His voice sounds foggy, and when I look at him, I see tears trailing down his cheeks. He takes off his hat and uses it to swipe them away.
I want to kick myself for being so thick. I had thought Grandpa Ike was just a grumpy old man when really, he was sad. Just like me. And I hadn’t even seen it.
He puts his battered red hat back on his head, and for the first time, I look at it and realize the faded stitching on it is the Red Sox logo.
Even though Grandpa Ike has never been to Boston.
I guess everyone has their own way of loving their family.
“Anyway,” he goes on. “My point is that Roddie’s right. You don’t want to end up like me, hanging on to all your pain, your guilt.”
“But it’s different,” I say, tapping my foot impatiently against the grass. “Grandma Betty died of cancer. It wasn’t your fault. Kacey climbed that tree because I dared her.”
“Just like I was the one who taught you to drive.”
“What does that have to do with anything?”
“When we realized you had taken the truck, my first thought was that if anything happened to you, it would be my fault.”
“But that’s not—”
“I’m the reason you were out there in that storm. If you hadn’t known how to drive, you never would have been able to go on your own. You have no idea how relieved I was when you turned up safe and sound. Your mama would have never forgiven me if anything had happened to you, and I would never have forgiven me either.”

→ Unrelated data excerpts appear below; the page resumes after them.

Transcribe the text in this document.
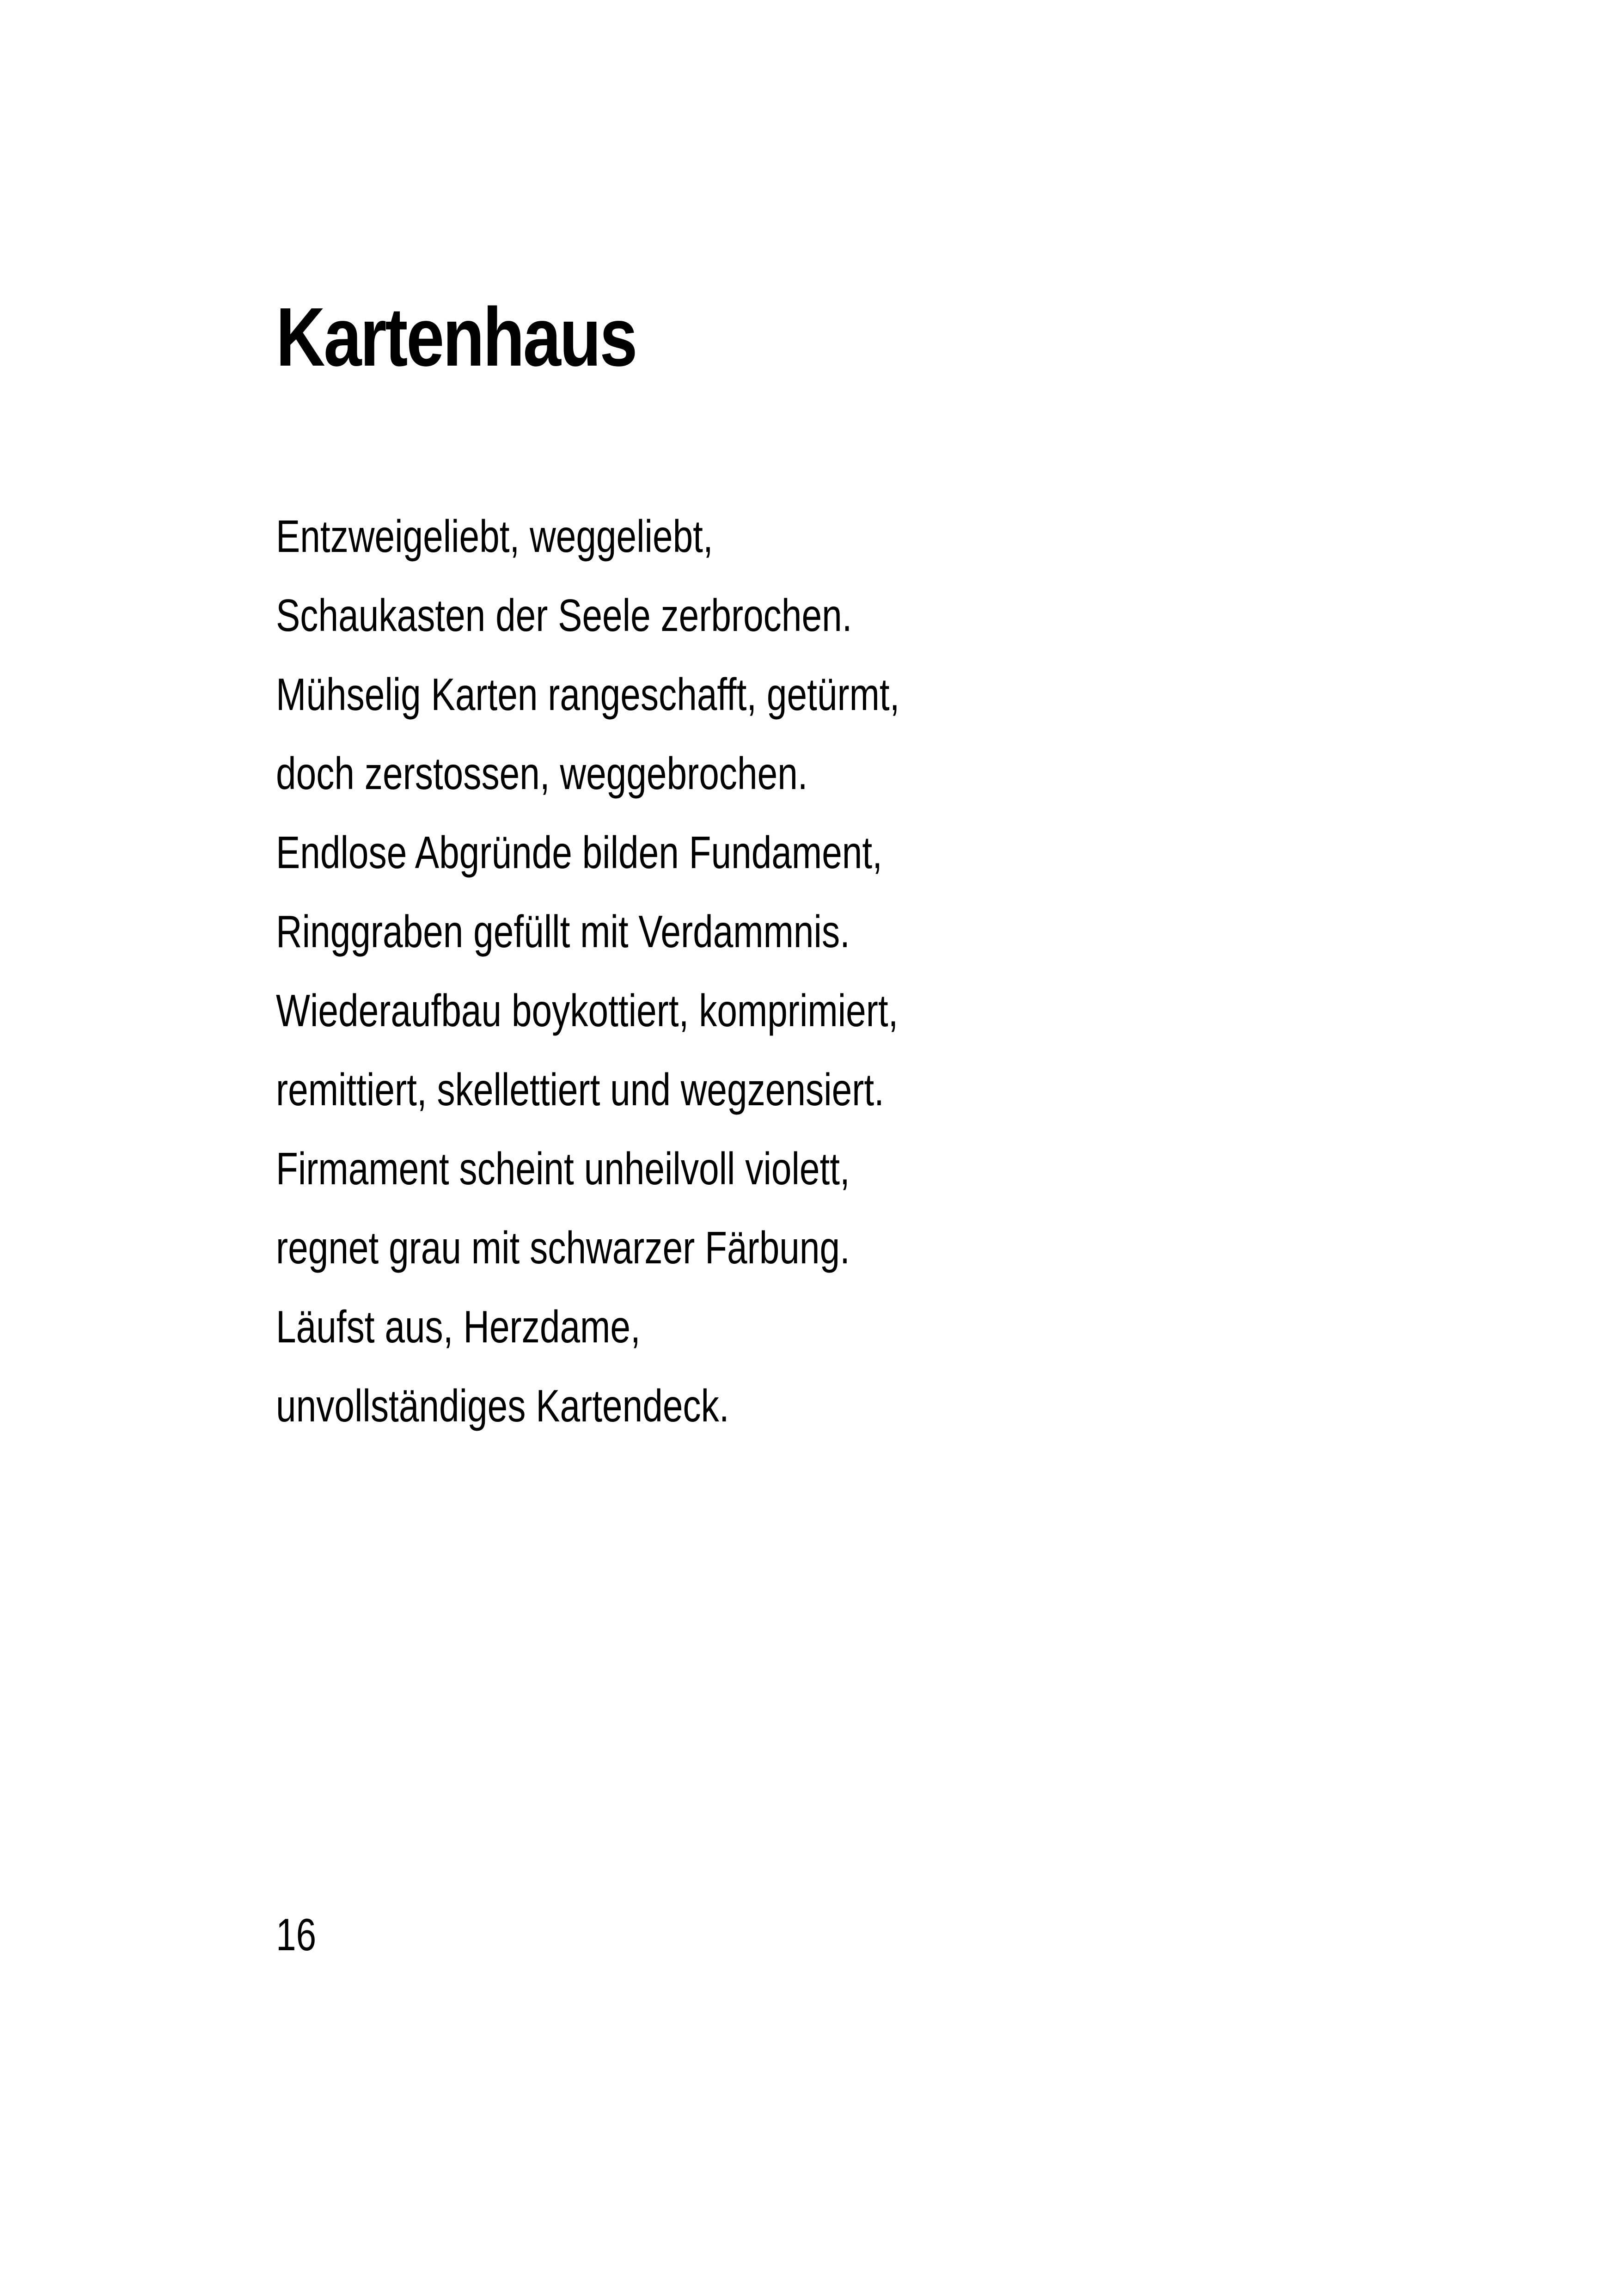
Kartenhaus
Entzweigeliebt, weggeliebt,
Schaukasten der Seele zerbrochen.
Mühselig Karten rangeschafft, getürmt,
doch zerstossen, weggebrochen.
Endlose Abgründe bilden Fundament,
Ringgraben gefüllt mit Verdammnis.
Wiederaufbau boykottiert, komprimiert,
remittiert, skellettiert und wegzensiert.
Firmament scheint unheilvoll violett,
regnet grau mit schwarzer Färbung.
Läufst aus, Herzdame,
unvollständiges Kartendeck.
16
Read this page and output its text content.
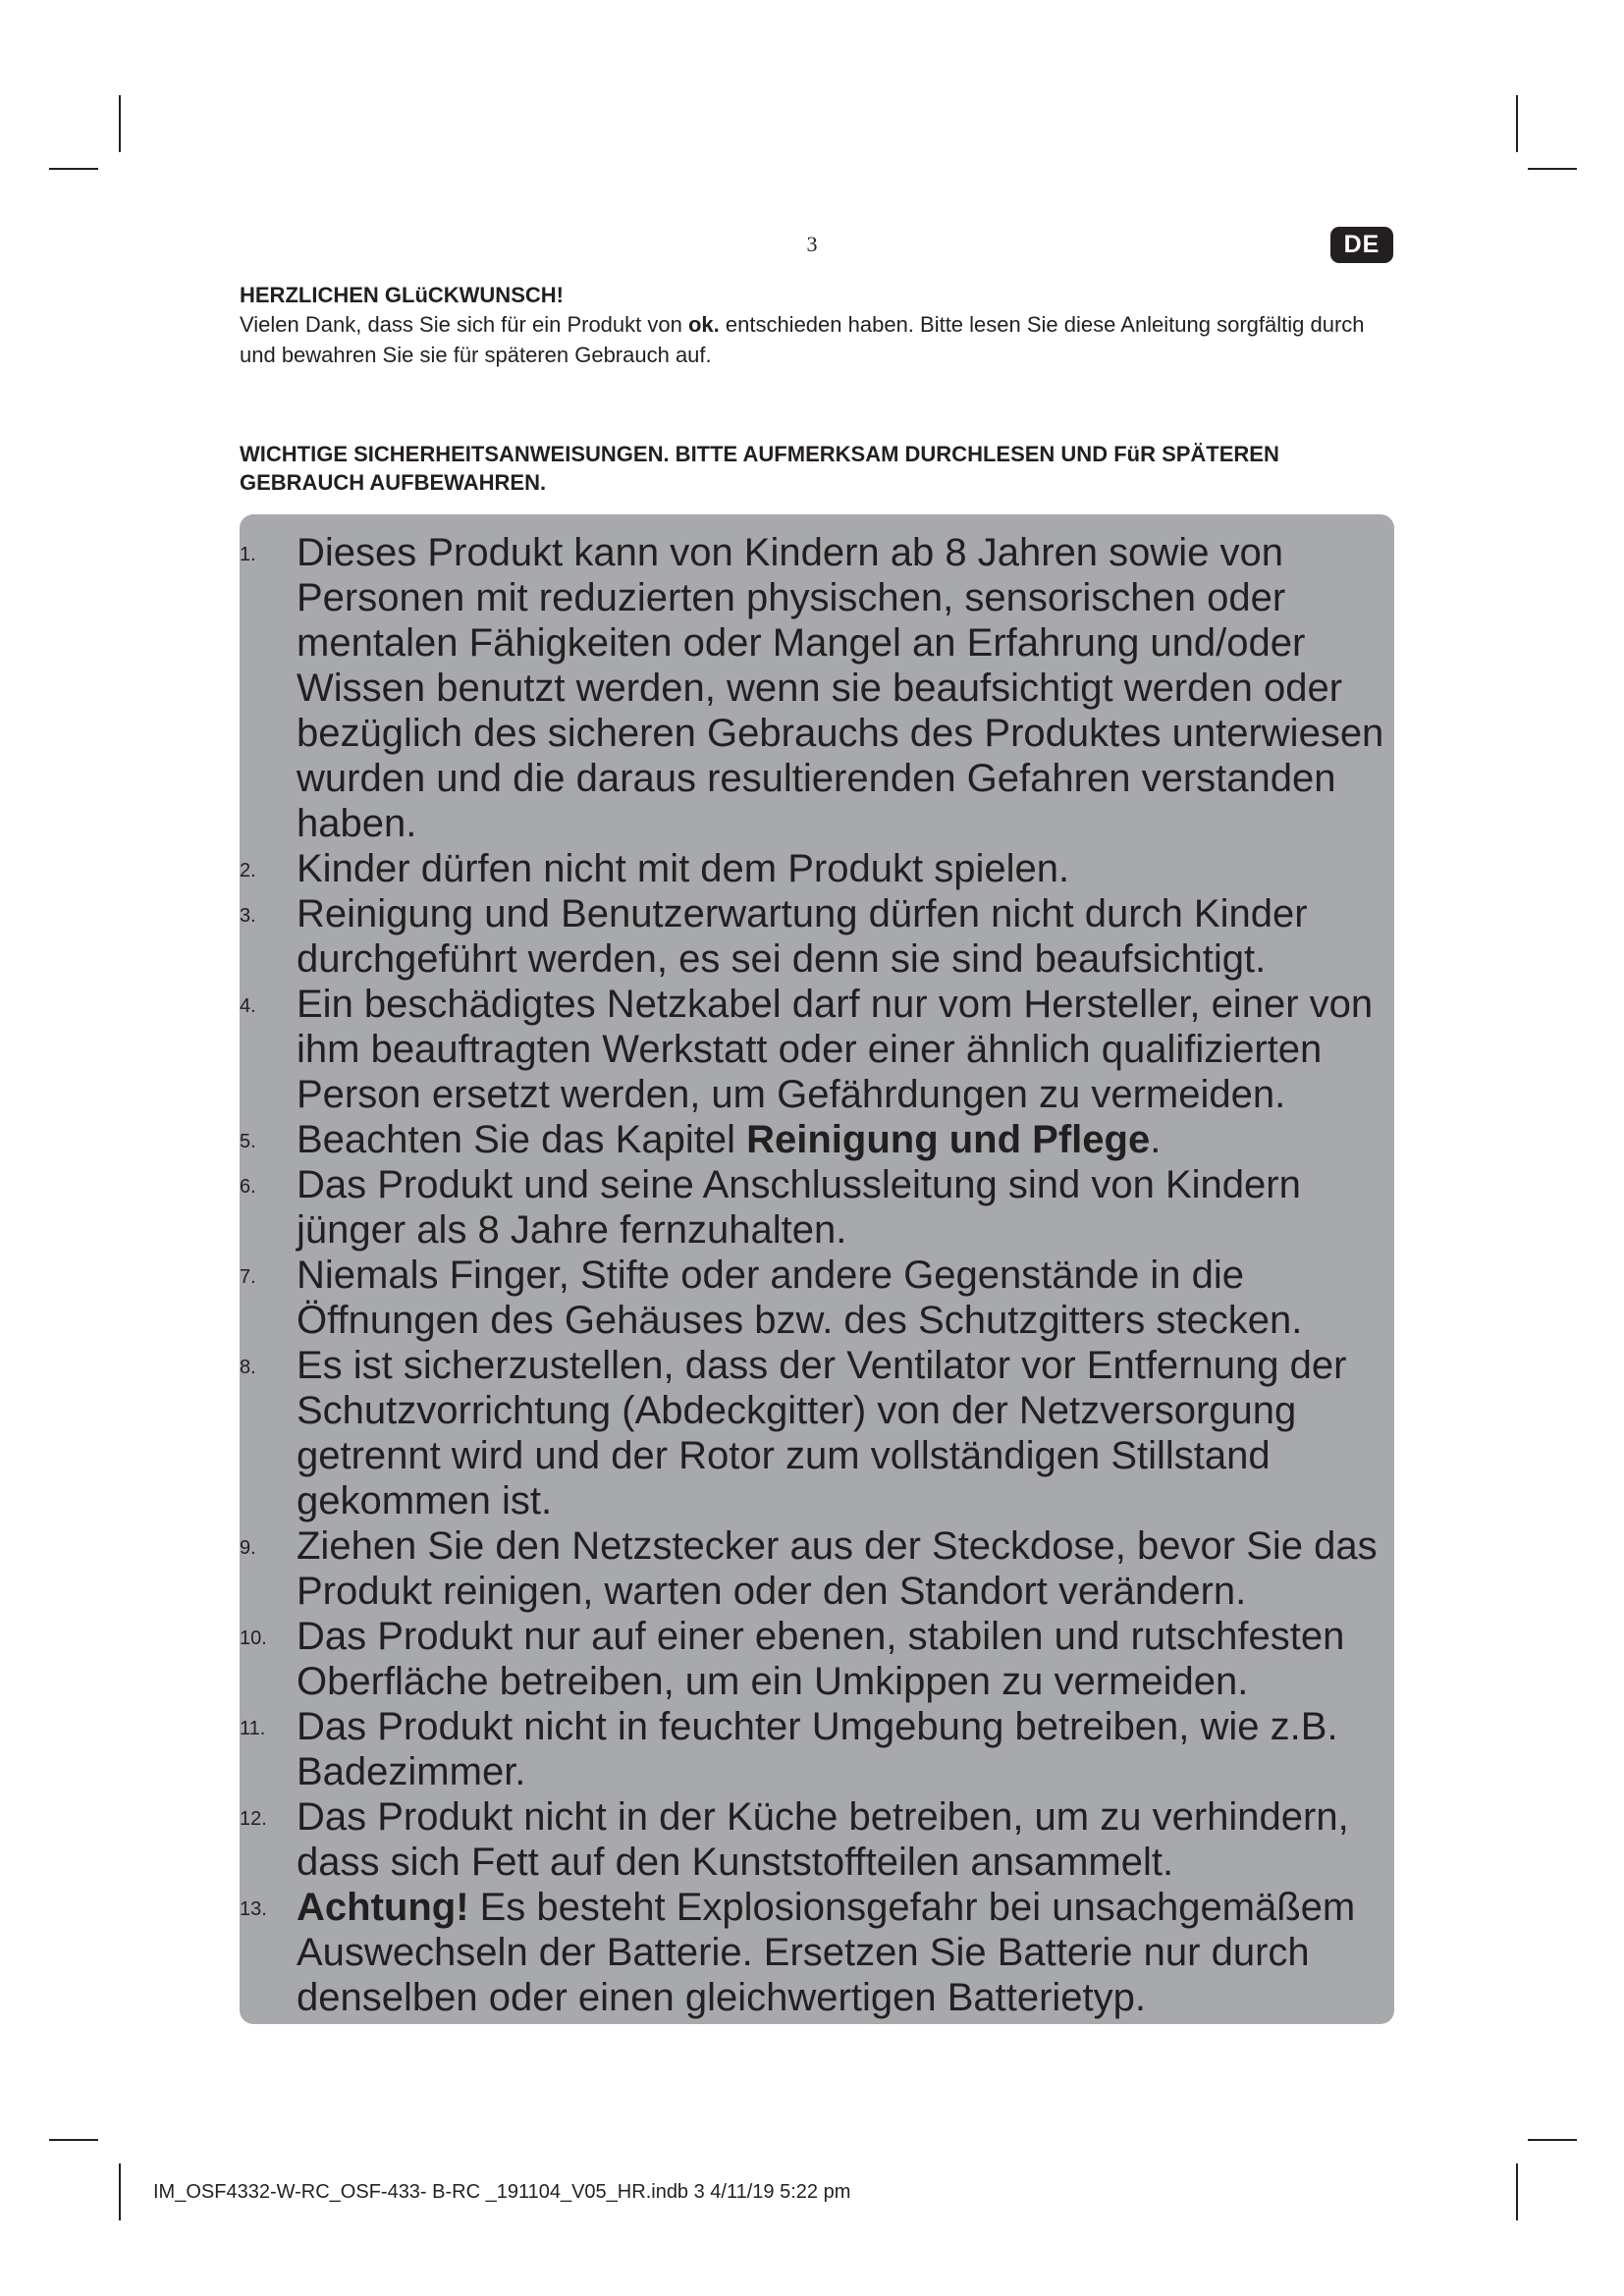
3	DE
HERZLICHEN GLüCKWUNSCH!
Vielen Dank, dass Sie sich für ein Produkt von ok. entschieden haben. Bitte lesen Sie diese Anleitung sorgfältig durch und bewahren Sie sie für späteren Gebrauch auf.
WICHTIGE SICHERHEITSANWEISUNGEN. BITTE AUFMERKSAM DURCHLESEN UND FüR SPÄTEREN GEBRAUCH AUFBEWAHREN.
1.	Dieses Produkt kann von Kindern ab 8 Jahren sowie von Personen mit reduzierten physischen, sensorischen oder mentalen Fähigkeiten oder Mangel an Erfahrung und/oder Wissen benutzt werden, wenn sie beaufsichtigt werden oder bezüglich des sicheren Gebrauchs des Produktes unterwiesen wurden und die daraus resultierenden Gefahren verstanden haben.
2.	Kinder dürfen nicht mit dem Produkt spielen.
3.	Reinigung und Benutzerwartung dürfen nicht durch Kinder durchgeführt werden, es sei denn sie sind beaufsichtigt.
4.	Ein beschädigtes Netzkabel darf nur vom Hersteller, einer von ihm beauftragten Werkstatt oder einer ähnlich qualifizierten Person ersetzt werden, um Gefährdungen zu vermeiden.
5.	Beachten Sie das Kapitel Reinigung und Pflege.
6.	Das Produkt und seine Anschlussleitung sind von Kindern jünger als 8 Jahre fernzuhalten.
7.	Niemals Finger, Stifte oder andere Gegenstände in die Öffnungen des Gehäuses bzw. des Schutzgitters stecken.
8.	Es ist sicherzustellen, dass der Ventilator vor Entfernung der Schutzvorrichtung (Abdeckgitter) von der Netzversorgung getrennt wird und der Rotor zum vollständigen Stillstand gekommen ist.
9.	Ziehen Sie den Netzstecker aus der Steckdose, bevor Sie das Produkt reinigen, warten oder den Standort verändern.
10. Das Produkt nur auf einer ebenen, stabilen und rutschfesten Oberfläche betreiben, um ein Umkippen zu vermeiden.
11. Das Produkt nicht in feuchter Umgebung betreiben, wie z.B. Badezimmer.
12. Das Produkt nicht in der Küche betreiben, um zu verhindern, dass sich Fett auf den Kunststoffteilen ansammelt.
13. Achtung! Es besteht Explosionsgefahr bei unsachgemäßem Auswechseln der Batterie. Ersetzen Sie Batterie nur durch denselben oder einen gleichwertigen Batterietyp.
IM_OSF4332-W-RC_OSF-433- B-RC _191104_V05_HR.indb 3 4/11/19 5:22 pm
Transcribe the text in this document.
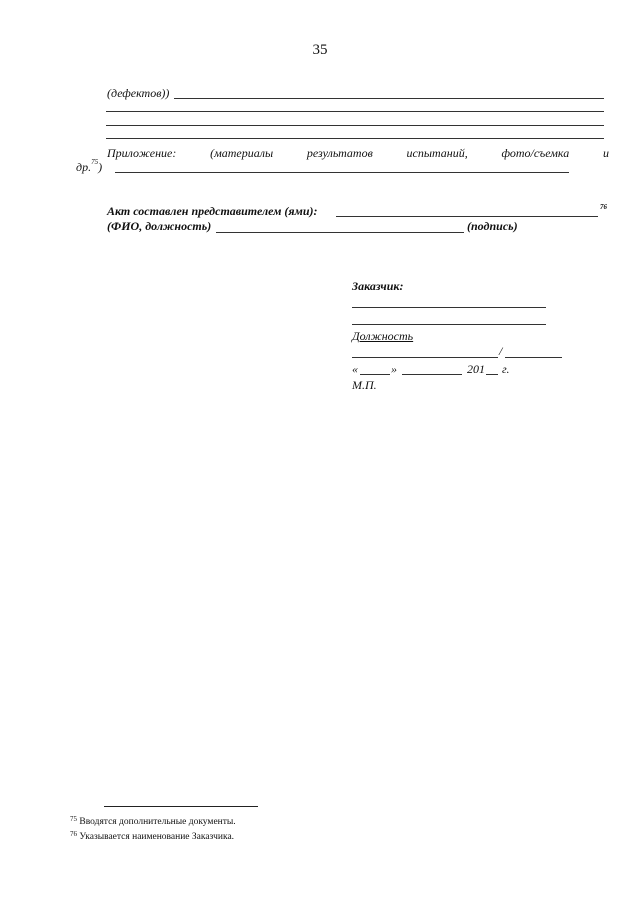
35
(дефектов))
Приложение:	(материалы	результатов	испытаний,	фото/съемка	и
др.$^{75}$)
Акт составлен представителем (ями):	76
(ФИО, должность)	(подпись)
Заказчик:
Должность
/
«	»	201 г.
М.П.
$^{75}$ Вводятся дополнительные документы.
$^{76}$ Указывается наименование Заказчика.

“But I was the one who decided to go,” I say. “Not you.”
“Just like your friend Kacey decided to go up in that tree. Nobody forced her.”
We sit in silence for a minute, both of us staring at the flower bed above Grandma Betty’s grave. Then Grandpa Ike kneels down and kneads at the dirt around the plants that have been knocked sideways by the storm, trying to straighten them again. I kneel next to him and do as he does. Bumblebees waft in and out of the crooked blooms, which bob their heads at us in thanks when we right them.
“We never know where life is going to lead, Ethan. What so many small decisions are going to add up to.”